Пусть все горит (страница 5)

Страница 5

Я перечитывала ее письма последние пять ночей, кроме последней, когда съела целую таблетку лошадиного транквилизатора. Сестренка пишет самые чудесные письма. Исписывает весь лист А4 с двух сторон, складывая его втрое. Ленн требует, чтобы мы переписывались на английском. Она задает вопросы, пусть даже я и не отвечаю (это против правил), и я люблю ее за это. Ей не все равно. Наша переписка – самое близкое, что у меня есть, к живому общению. Она спрашивает, разговариваю ли я с родителями, слышала ли, что наш брат выиграл какой-то приз в школе. Она спрашивает, есть ли у меня кто-то. Влюбилась ли я. Она рассказывает о своей работе в маникюрном салоне, о постоянных клиентах, злых женщинах, что не обращают на нее никакого внимания, и о добрых женщинах, которые помнят ее имя. Английское имя, имя, что дал ей начальник. Мою сестру зовут не Сью.

Я перечитаю эти письма спустя три недели, когда вновь смогу спать в своей комнате. Не в своей, в его. Но я смогу дышать своим воздухом, если только он не вломится посмотреть, как я раздеваюсь перед сном или как сплю или расчесываю волосы расческой его матери.

Синтия.

Мне кажется, имя идеально ей подходит. У нее веснушки, как у Синтии, одета она в конноспортивные бриджи и сапоги, как Синтия, у нее помада, как у Синтии, и она носит флисовую рубашку, как Синтия. Никакого другого имени ей не дадут. Ее имя легко слетает у меня с языка. Я представляю себе ее и мир, в котором она живет. Сказать, что имя ей подходит, словно ключ к замку, значит, ничего не сказать. Надо подумать, что говорить, если она вернется. Составить план. Может, попросить ее как-нибудь передать весточку Ким Ли, так, чтобы Ленн не обнаружил? Как-нибудь так, чтобы Синтия не стала геройствовать и ненароком не сломать жизнь сестренке?
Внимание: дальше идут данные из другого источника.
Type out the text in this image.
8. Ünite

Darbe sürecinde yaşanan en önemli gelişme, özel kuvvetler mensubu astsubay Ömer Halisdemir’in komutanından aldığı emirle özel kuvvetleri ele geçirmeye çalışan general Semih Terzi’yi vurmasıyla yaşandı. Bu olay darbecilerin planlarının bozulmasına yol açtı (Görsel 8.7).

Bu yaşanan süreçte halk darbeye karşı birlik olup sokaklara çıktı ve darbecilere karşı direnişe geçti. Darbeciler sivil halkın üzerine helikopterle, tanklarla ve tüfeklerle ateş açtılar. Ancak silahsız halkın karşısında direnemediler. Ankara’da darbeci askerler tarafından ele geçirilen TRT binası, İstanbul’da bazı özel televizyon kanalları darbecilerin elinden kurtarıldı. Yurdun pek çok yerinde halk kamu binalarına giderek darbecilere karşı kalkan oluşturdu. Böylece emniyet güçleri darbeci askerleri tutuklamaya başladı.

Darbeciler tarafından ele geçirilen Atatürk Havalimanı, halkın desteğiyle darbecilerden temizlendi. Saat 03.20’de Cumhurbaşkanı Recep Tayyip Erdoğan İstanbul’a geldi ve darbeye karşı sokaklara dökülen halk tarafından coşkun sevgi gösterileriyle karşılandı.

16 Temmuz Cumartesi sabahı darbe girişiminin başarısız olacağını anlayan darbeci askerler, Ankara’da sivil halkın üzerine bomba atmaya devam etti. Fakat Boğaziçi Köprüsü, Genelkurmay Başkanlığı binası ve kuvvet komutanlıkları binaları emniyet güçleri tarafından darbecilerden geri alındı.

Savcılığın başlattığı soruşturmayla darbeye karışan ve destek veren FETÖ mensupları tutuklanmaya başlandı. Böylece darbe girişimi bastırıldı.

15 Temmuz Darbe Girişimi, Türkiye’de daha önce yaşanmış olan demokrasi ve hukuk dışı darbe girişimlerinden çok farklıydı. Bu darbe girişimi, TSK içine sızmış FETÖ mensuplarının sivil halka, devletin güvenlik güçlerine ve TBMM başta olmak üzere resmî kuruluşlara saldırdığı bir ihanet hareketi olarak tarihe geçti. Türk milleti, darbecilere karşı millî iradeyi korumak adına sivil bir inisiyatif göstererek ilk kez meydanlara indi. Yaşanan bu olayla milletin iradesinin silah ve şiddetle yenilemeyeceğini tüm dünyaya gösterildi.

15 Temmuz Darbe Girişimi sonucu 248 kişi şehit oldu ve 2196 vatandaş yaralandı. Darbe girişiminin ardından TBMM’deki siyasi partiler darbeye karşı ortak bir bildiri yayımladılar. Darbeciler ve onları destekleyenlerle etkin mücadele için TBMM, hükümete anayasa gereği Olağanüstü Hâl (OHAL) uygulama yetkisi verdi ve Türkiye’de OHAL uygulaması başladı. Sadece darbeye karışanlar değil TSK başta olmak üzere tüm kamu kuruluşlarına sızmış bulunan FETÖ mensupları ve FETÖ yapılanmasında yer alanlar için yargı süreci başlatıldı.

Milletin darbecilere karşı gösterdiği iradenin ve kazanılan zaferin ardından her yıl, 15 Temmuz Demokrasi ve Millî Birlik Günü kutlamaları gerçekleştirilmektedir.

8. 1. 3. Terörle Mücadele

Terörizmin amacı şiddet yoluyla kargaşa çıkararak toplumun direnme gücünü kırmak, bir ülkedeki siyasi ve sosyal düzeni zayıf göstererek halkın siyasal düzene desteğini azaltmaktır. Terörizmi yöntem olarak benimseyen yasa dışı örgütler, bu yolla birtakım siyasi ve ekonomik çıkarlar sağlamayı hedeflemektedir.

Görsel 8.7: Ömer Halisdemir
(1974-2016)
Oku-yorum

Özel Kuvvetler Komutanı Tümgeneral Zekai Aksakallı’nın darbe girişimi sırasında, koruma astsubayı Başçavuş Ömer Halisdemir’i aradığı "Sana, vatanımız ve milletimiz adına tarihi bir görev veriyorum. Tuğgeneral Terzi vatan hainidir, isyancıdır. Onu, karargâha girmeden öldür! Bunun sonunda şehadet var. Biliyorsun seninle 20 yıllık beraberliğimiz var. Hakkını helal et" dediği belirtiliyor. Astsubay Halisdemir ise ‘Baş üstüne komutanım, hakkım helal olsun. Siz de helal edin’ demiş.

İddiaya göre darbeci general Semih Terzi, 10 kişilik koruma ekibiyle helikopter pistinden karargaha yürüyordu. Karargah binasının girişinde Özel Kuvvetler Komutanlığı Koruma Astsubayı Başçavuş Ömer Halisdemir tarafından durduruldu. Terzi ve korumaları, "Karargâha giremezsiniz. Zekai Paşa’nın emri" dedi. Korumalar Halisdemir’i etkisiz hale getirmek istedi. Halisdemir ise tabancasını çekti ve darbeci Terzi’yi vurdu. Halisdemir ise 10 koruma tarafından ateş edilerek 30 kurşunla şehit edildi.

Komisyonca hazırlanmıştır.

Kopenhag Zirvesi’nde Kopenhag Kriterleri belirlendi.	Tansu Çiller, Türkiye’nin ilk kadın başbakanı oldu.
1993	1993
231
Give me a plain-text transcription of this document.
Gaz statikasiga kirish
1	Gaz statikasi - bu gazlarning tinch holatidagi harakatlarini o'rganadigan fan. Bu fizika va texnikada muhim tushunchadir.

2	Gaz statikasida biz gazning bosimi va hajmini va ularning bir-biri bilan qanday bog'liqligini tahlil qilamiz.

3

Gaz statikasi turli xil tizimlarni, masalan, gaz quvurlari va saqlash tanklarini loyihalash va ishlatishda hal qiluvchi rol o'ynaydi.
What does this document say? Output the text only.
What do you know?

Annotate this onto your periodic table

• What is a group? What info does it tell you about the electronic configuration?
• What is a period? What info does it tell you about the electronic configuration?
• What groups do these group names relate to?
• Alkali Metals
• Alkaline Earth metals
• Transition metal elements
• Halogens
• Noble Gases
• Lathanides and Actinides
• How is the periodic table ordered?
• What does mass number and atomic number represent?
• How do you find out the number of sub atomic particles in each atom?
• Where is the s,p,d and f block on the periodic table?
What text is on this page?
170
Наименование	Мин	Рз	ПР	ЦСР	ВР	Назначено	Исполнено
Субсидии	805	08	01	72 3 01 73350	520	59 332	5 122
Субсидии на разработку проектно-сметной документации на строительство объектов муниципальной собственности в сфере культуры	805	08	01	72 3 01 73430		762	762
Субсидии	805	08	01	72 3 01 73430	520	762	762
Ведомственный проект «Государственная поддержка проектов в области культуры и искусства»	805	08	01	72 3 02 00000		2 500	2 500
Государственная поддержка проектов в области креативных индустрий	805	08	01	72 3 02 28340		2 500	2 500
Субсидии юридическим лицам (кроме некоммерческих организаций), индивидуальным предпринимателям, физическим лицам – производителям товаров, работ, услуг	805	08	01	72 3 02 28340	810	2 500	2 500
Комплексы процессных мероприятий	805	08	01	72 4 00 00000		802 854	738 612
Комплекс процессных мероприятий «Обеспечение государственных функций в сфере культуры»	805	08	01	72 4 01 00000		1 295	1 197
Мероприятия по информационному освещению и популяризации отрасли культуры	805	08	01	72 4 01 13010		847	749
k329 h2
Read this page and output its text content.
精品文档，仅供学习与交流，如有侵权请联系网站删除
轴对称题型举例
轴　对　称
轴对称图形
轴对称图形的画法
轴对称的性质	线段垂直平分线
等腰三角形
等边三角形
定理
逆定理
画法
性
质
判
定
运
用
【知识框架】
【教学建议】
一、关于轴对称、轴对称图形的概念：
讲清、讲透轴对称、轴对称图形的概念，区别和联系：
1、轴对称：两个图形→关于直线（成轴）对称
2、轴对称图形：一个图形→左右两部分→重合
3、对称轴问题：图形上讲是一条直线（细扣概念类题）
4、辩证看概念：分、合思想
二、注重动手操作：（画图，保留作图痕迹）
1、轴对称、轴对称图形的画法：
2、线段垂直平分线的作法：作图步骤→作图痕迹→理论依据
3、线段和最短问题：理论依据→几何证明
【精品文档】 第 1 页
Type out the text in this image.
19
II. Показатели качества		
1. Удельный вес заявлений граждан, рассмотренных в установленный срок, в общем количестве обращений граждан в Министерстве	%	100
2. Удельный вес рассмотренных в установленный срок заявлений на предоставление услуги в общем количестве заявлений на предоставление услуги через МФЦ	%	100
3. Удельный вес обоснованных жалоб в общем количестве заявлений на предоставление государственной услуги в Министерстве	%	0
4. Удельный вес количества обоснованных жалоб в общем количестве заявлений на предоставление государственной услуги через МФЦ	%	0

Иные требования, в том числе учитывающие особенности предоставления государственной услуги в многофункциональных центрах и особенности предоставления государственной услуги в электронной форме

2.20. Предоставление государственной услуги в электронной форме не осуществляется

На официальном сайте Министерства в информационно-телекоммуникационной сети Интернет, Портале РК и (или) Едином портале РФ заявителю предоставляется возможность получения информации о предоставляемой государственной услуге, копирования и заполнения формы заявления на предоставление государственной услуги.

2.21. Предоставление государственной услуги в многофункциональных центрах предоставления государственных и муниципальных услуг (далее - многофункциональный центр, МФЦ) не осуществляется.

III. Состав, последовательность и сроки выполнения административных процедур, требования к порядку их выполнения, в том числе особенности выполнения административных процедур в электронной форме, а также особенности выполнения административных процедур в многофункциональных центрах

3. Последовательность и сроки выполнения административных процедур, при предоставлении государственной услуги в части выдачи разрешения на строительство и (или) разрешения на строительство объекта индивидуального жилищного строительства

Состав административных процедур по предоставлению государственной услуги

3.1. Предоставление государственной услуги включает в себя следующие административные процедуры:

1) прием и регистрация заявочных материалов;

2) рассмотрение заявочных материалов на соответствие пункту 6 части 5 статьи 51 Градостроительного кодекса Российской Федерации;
– Плуг весь в грязи, – говорит Ленн, открывая в дверь и разрушая мою фантазию. – Проклятая грязь везде лезет!

Он вешает куртку и снимает ботинки. Я вижу крохотные вкрапления озимой пшеницы в грязи на его подошвах. Каждое зернышко блестит. На каждой скорлупке отражается весь скудный тусклый свет в комнате, и я вижу все зернышки.

– Сделай-ка мне сэндвич. Знаю, еще рано, но ты все равно сделай.

Перед ужином он просмотрит записи. Ленн делал так каждый день на протяжении последних семи лет. Сказать ему про Синтию или пусть подождет?

Я достаю его СуперБелый хлеб из эмалированной хлебницы его матери. Развязываю прозрачный пакет и делаю ему сэндвичи. Шесть штук. С маргарином, нарезанным чеддером из магазина и нарезанной ветчиной. Я держу в руках нож для маргарина, смотрю на Ленна и воображаю его шею, как делала уже сотни раз до этого. Затем кладу нож на место. Он любит сэндвичи, нарезанные по диагонали в небольшие треугольники и похожие на воздушных змеев, которых мы в детстве запускали на холмах за нашим городом. Достаю целый пакет соленых чипсов, которые никогда нельзя класть на тарелку. Наливаю стакан лаймового лимонада цвета мочи и ставлю это все на стол.

– Ну и погодка на улице. С восточным ветром добра не жди.

– Тут была женщина.

– А ты что?

Я сажусь напротив него.

– Заходила женщина, хотела поле для лошади снять.

– На кой черт?

Он пялится на меня.

– Для лошади, – отвечаю ему.

– Лошди?

Я киваю в ответ.

– Ну а ты ей што сказала? Выкладывай все до последнего слова! Что ты сказала этой девке?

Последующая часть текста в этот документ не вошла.